E se pianto la matita che ho nel taschino nella giugulare del ceffo che mi aggredisce – ammazzandolo – perché dovrei rischiare di essere condannato per eccesso colposo di legittima difesa visto che il povero malcapitato tentava solo di rubarmi l’orologio da polso? Perché devo provare che in quel repentino, concitato e adrenalinico nanosecondo a disposizione per decidere cosa fare non ho potuto valutare un’alternativa meno violenta che preservasse il povero assalitore?».
Le famiglie
«Tutte le collettività evolute hanno il problema di non farli nascere i bambini piuttosto che di promuovere la procreazione. È per questo che ci siamo inventati i preservativi, le pillole anticoncezionali e l’aborto!
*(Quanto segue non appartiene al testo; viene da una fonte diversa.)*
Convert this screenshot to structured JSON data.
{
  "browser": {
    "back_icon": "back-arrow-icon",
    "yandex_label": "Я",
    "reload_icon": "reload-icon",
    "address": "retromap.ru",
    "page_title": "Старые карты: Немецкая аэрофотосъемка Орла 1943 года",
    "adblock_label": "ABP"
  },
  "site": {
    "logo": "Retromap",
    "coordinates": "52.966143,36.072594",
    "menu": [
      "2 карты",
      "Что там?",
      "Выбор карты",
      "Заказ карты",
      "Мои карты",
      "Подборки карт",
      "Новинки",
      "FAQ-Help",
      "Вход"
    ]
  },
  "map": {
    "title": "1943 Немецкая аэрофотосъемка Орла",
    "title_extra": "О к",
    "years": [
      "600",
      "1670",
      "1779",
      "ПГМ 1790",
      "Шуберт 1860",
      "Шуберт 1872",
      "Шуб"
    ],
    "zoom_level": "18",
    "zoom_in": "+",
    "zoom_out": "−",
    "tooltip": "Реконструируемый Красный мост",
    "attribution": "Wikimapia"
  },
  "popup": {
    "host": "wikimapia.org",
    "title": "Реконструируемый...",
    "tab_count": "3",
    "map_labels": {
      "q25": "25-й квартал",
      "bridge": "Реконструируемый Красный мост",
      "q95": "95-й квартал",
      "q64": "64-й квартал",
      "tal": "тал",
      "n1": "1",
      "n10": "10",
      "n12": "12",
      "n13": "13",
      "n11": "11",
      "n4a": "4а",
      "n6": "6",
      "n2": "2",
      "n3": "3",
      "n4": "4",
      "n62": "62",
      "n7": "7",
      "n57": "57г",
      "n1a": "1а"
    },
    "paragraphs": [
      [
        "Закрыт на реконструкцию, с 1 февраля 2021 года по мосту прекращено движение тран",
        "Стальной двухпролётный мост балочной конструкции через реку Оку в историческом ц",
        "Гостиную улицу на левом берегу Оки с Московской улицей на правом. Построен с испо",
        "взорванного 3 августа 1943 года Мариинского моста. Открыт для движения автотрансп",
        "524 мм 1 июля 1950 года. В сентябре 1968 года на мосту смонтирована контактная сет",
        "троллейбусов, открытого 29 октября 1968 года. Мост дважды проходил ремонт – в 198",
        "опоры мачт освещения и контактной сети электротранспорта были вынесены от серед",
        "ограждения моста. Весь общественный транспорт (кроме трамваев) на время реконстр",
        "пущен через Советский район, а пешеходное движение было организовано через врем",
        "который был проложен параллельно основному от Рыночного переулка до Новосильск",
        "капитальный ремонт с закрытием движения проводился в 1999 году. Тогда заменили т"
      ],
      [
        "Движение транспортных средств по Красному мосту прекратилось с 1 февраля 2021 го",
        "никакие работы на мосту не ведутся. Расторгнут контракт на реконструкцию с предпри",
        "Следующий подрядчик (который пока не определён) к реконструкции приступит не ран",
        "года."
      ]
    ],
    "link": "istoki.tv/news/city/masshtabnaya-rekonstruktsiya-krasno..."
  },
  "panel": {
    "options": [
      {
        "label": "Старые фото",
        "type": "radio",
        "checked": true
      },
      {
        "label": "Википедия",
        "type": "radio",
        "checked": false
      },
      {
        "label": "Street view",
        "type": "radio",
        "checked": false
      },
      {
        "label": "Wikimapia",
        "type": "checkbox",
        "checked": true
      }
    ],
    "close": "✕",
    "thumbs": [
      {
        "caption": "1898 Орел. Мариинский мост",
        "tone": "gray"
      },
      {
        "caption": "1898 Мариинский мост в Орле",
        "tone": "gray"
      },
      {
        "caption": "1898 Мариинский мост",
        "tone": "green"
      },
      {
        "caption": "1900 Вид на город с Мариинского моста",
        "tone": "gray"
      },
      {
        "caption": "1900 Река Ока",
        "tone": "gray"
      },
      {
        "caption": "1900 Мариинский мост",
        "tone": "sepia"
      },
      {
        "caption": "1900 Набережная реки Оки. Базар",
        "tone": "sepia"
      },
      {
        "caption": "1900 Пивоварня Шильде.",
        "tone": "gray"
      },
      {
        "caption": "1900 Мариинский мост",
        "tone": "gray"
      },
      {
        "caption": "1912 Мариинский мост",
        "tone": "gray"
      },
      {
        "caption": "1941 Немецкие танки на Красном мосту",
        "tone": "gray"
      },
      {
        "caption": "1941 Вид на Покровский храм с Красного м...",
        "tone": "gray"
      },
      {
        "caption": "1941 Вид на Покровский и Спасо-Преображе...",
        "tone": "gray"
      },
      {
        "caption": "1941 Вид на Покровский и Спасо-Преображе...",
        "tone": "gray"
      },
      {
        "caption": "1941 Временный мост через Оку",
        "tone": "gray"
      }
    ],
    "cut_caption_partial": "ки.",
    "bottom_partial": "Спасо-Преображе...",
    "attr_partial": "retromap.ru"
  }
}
Le eccezioni, pertanto, come nel famoso proverbio, confermano le regole e non le abrogano.
Nel nostro bel Mondo al Contrario siamo arrivati al paradosso dei paradossi: chi potrebbe avere dei figli non li fa e viene dissuaso dal farli sia per ragioni economiche ma anche perché ormai si è socializzata l’idea che avere una prole significa rinunciare alla libertà, all’emancipazione, alla carriera e ad una vita cosiddetta “moderna”; chi invece i figli non li può avere, come le coppie omosessuali, è pronto a qualsiasi espediente per ottenere un paio di pargoli sostenuto in questa assurda tenzone da una pletora di finti moralisti».
Il diritto alla genitorialità
«Il tanto proclamato “diritto alla genitorialità” non esiste né nell’uomo né nel regno animale. Per quanto sia sicuramente fuori luogo parlare di “diritto” applicato ai fenomeni naturali – governati da ben altre leggi rispetto a quelle dei codici giuridici – è manifesto che in Natura sono prevalentemente i dominanti ad accoppiarsi. L’opzione di procreare, quindi, più che un diritto verrebbe definita un privilegio riservato ai pochi che, più di altri, danno dimostrazione di quelle caratteristiche irrinunciabili a fare progredire la specie.
Una vera e propria élite che si guadagna spesso a suon di cornate, lotte, morsi, calci e lunghe azzuffate il privilegio di mettere al mondo un altro esemplare della propria varietà. La Natura, quindi, ragiona proprio con una logica opposta a quella che vorrebbe imporre il concetto di “diritto alla genitorialità” che, in quanto tale, dovrebbe essere invece esteso senza alcuna discriminazione ad ogni elemento della società umana».